The Americans who died on September 11, 2001, were not engaged in “volunteering and service.” They had jobs. His attempt to turn 9/11 into another day to worship the government is not just an innocent mistake. It completely subverts the meaning of that terrible day.
Many of the passengers aboard those jets were businesspeople. The planes were commercial airliners, piloted and crewed by people who had just punched into work for the day. When the terrorist animals pulled out their box cutters, they lunged at flight attendants who were trying to get through one more shift of a demanding job.
Todd Beamer, who delivered America’s battle cry for the War on Terror, was an account executive for Oracle. Those who rose with him to defeat al-Qaeda aboard United 93 were ordinary people on their way to visit families or take care of business. Their actions made them war heroes, not community service volunteers.
The buildings torn out of the New York skyline were known as the World Trade Center. They were attacked precisely because of their prominent role in commerce, and the Western affluence they represented. The towers were filled with thousands of working people. It was just another weekday for them, until they found themselves racing down smoke-filled stairwells, or falling thousands of feet past flaming wreckage. Some of the people who got out ran back into the collapsing buildings to rescue others… and never came out again. They were not “volunteering for community service.”

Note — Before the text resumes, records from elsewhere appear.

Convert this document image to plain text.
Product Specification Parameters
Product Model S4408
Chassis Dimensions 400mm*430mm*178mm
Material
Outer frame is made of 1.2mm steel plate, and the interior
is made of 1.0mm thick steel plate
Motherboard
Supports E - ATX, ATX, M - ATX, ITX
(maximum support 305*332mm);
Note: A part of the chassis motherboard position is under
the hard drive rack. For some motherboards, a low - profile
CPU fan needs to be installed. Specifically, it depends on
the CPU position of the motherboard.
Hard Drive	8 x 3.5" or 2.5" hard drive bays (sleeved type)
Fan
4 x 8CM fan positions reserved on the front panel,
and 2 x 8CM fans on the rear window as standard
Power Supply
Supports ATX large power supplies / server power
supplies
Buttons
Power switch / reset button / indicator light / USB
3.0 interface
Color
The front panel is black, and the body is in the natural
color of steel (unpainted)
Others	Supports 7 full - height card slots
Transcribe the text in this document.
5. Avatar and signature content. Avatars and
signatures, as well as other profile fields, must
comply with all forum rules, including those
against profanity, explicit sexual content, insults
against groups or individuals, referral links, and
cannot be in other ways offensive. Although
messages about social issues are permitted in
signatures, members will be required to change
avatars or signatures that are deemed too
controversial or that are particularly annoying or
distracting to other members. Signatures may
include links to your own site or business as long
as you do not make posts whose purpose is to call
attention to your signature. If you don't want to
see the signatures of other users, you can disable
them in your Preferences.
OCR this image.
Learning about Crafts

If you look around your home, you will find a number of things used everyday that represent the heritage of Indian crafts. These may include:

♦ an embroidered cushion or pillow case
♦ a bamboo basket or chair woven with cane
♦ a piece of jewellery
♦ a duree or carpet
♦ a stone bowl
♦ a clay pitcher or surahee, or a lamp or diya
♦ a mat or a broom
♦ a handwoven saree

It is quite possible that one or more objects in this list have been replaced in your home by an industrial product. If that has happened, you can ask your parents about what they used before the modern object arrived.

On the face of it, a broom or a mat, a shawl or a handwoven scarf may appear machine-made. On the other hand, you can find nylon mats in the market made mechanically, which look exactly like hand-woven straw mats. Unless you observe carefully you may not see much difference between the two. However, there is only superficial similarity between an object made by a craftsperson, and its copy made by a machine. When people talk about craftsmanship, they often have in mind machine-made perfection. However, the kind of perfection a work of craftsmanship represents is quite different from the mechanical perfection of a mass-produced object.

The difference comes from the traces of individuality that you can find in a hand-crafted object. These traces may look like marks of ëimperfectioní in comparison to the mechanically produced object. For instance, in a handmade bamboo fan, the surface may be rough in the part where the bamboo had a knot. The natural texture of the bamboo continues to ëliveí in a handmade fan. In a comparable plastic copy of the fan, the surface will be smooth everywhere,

The Pentagon was likewise staffed by professionals, not community activists. The fighting Americans who took the battle to the enemy – from Afghanistan and Iraq, to bin Laden’s ugly den in Pakistan – were professional soldiers, who dedicated great portions of their lives to training and deployment. Their salaries, and the weapons they wield with such courage and skill, are furnished through taxes paid by working men and women. It is our industry that provided the tools for their gallantry.
A military that can operate within highly restrictive rules of engagement, with limited manpower, to complete objectives with minimal collateral damage, is an expensive proposition. The quality of troops and technology required are beyond the reach of basket-case collectivist economies. Our veterans honor us by accepting a difficult and dangerous job with horrible hours and terrifying work environments. It is in no way comparable to Obama’s notion of “volunteering and service,” not even at a symbolic level.
The valiant first responders who charged into the flaming hell of al-Qaeda’s murderous atrocity were also highly skilled and dedicated professionals. Their fearful trade is not something to be mastered through a couple of days of “community service” every now and then. Their equipment and training are an expression of American economic strength… and thank God we can afford them.
Tuesday, we will solemnly observe the eleventh anniversary of a day that belongs to all of America, not just politicians and community activists. The reasons for the attack, and the power of our response, have nothing to do with the weak and inadequate philosophy behind President Obama’s attempt to transform the day into a celebration of socialism.
Do you really want to help “write the next great chapter in our Nation’s history and ensure that future generations continue to enjoy the promise of America?” Do you want to commemorate those who died, and help your nation prepare its defense against the next brutal attack? Then do your job, and do it well. That’s what everyone was doing on the morning of September 11, 2001, in the moments before we found ourselves at war.